** All MU Music Research Seminars can be accessed by contacting Dr Laura Watson at [email protected]. **
Prof. Victor Lazzarini (Maynooth University)
Spectral Design in Music
Abstract: Contemporary music, that is the music made today, independent of any genre, is arguably produced with a significant amount of effort in spectral design. While we could perhaps consider that such concerns have always been part of music making, they are definitely central to it at this point in time. This seminar will explore, through a look at the music of the 20th and 21st century, how this came to pass. Starting with a shift from tonal-functional structures to a focus on the sonic qualities of musical materials, the history of musical invention in the last hundred years can be described a gradual conquering of the spectrum. The forces of recording and broadcasting technology played a significant role in this, as did the rise of electronic and computer music practice. The seminar will attempt to trace all these elements, sources, and streams, which together form the river that is today's spectrally-designed music.
Bio: Prof. Lazzarini is a graduate of the Universidade Estadual de Campinas (UNICAMP) in Brazil, where he was awarded a Bachelor of Music in Composition. He completed his doctorate at the University of Nottingham, UK, where he received the Heyman scholarship for research progress and the Hallward composition prize for a large-scale work, Magnificat. His interests include musical signal processing and sound synthesis; computer music languages; electroacoustic and instrumental composition. Dr Lazzarini received the NUI New Researcher Award in 2002 and the Ireland Canada University Foundation scholarship in 2006. He has authored over one hundred articles in peer-reviewed publications in his various specialist research areas. He is the author of Aulib, an object-oriented library for audio signal processing, and is one of the project leaders for the Csound sound and music programming system.

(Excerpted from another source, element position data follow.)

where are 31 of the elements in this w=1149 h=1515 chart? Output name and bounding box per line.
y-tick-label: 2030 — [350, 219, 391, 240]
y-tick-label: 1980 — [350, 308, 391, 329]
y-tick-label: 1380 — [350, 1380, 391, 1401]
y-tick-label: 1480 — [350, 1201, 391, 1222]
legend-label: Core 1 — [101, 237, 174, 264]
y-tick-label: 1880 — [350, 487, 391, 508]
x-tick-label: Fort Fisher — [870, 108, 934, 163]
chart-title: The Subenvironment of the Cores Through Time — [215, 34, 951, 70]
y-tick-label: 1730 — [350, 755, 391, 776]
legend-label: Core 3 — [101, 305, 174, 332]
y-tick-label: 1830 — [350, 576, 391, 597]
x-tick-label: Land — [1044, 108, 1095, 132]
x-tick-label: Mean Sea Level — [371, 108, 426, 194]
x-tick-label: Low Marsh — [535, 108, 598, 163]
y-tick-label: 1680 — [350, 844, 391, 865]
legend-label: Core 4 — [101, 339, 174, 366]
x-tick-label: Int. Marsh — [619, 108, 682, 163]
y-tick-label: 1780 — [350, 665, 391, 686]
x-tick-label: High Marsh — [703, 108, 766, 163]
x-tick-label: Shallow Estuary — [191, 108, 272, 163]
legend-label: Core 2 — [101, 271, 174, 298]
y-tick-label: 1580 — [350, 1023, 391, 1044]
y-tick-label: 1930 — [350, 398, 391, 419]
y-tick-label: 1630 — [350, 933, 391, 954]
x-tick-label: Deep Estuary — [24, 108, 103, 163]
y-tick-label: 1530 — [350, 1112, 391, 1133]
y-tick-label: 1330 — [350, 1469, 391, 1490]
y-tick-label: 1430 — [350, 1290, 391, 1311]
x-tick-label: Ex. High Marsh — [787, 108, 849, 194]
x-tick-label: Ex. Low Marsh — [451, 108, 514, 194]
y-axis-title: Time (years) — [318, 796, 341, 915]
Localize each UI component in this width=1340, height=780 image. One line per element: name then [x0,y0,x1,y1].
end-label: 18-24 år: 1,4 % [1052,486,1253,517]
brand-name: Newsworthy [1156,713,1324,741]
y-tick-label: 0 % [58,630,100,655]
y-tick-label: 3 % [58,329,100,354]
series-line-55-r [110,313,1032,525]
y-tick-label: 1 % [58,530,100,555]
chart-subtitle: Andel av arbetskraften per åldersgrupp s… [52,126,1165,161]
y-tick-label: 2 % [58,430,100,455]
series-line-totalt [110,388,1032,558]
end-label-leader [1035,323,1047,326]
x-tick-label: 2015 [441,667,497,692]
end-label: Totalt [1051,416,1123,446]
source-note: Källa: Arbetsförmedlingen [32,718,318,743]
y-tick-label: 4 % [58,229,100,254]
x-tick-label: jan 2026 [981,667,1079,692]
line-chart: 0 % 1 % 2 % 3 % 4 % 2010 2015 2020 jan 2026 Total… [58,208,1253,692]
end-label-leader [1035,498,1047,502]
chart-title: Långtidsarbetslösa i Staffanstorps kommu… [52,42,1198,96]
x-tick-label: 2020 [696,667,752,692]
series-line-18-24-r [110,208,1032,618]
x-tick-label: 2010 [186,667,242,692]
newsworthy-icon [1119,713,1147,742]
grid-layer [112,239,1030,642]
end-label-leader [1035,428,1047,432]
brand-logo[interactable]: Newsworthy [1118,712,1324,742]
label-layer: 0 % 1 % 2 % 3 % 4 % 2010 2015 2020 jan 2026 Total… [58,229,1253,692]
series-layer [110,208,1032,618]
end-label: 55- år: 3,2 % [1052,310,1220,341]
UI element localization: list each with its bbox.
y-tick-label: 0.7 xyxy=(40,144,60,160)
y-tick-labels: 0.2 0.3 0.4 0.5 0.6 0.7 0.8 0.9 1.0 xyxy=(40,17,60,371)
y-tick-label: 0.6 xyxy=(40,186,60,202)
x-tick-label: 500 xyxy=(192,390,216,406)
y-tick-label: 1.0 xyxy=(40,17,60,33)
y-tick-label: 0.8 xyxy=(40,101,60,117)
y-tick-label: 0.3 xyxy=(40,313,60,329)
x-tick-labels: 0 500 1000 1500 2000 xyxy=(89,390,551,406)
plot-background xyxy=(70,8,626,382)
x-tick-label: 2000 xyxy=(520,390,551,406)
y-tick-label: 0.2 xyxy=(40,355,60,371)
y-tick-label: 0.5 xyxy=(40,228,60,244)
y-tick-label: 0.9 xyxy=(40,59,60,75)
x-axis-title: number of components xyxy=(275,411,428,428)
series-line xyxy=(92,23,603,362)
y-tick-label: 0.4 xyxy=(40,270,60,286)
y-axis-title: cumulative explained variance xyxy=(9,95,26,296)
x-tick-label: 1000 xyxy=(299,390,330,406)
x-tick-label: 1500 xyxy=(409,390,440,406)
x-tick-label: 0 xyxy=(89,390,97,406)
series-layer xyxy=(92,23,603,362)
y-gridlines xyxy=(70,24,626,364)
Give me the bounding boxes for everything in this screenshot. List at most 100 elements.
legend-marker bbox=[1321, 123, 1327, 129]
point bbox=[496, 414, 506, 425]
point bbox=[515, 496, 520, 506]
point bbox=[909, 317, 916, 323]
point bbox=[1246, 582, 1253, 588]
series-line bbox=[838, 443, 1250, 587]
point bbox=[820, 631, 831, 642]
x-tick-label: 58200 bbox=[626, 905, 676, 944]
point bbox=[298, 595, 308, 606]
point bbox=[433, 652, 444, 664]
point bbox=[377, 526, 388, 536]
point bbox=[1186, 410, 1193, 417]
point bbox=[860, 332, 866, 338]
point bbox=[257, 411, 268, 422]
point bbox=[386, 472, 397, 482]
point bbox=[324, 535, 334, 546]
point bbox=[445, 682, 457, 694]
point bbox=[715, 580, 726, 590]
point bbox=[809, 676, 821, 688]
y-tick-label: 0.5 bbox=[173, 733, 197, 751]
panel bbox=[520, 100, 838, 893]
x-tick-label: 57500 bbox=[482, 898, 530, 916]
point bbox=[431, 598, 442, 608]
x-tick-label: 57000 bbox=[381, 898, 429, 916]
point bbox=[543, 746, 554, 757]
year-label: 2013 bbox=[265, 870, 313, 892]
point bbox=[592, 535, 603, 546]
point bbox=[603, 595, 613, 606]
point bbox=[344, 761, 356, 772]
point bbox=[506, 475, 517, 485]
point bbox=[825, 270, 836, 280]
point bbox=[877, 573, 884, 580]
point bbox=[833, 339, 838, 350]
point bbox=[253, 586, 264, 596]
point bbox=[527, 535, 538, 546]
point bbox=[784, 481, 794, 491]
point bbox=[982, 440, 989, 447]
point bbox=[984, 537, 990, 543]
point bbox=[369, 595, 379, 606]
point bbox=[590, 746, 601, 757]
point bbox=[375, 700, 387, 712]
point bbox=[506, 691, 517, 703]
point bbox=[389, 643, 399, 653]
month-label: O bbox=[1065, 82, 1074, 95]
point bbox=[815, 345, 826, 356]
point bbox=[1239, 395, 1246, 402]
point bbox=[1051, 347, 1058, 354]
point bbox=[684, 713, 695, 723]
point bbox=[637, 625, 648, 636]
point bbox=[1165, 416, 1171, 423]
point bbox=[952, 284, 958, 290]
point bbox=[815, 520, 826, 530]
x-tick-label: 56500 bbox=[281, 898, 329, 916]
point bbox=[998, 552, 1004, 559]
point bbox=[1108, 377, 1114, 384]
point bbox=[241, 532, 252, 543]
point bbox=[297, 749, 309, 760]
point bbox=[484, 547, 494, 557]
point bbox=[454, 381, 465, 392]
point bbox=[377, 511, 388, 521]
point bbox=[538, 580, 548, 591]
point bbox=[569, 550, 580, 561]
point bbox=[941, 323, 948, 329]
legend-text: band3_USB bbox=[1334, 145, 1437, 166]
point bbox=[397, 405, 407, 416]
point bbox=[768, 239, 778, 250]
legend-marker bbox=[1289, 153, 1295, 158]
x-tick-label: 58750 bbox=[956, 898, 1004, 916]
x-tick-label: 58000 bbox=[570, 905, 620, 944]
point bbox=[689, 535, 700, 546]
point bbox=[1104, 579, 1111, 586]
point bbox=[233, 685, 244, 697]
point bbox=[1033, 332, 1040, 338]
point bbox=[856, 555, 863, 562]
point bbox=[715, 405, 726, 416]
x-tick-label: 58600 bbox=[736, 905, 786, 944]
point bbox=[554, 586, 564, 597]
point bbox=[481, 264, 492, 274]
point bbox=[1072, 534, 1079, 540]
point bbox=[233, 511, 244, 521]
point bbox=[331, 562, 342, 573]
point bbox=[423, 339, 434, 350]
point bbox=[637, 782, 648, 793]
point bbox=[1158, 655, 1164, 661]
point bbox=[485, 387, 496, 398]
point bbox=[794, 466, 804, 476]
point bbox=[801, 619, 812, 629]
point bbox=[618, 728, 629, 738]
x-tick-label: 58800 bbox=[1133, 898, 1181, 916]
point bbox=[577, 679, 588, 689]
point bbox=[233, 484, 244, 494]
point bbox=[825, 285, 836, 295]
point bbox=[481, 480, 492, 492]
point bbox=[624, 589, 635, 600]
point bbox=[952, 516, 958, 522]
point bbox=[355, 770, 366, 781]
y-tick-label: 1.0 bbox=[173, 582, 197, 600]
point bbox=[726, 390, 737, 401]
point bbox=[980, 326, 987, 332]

Prof. Lazzarini has forged links with Industry, providing consultancy and research support to Irish companies in the area of computer music and running an Enterprise-Ireland funded commercialisation project. In addition to these activities, he is active as a composer of computer and instrumental music, having won the AIC/IMRO International Composition prize in 2006. His music is regularly performed in Ireland and abroad, and has been released on CD by FarPoint Recordings. Recent publications include Computer Music Instruments: Foundations, Design and Applications (Springer, 2017), Computer Music Instruments II: Realtime and Object-Oriented Audio (Springer, 2019), and ‘Parallel Computation of Time-Varying Convolution’ (Journal of New Music Research 2020). He recently completed Ubiquitous Music Ecologies (with D. Keller, N. Otero, and L. Turchet, 2020), as well a new research monograph for Oxford University Press, Spectral Music Design: A Computational Approach (in press).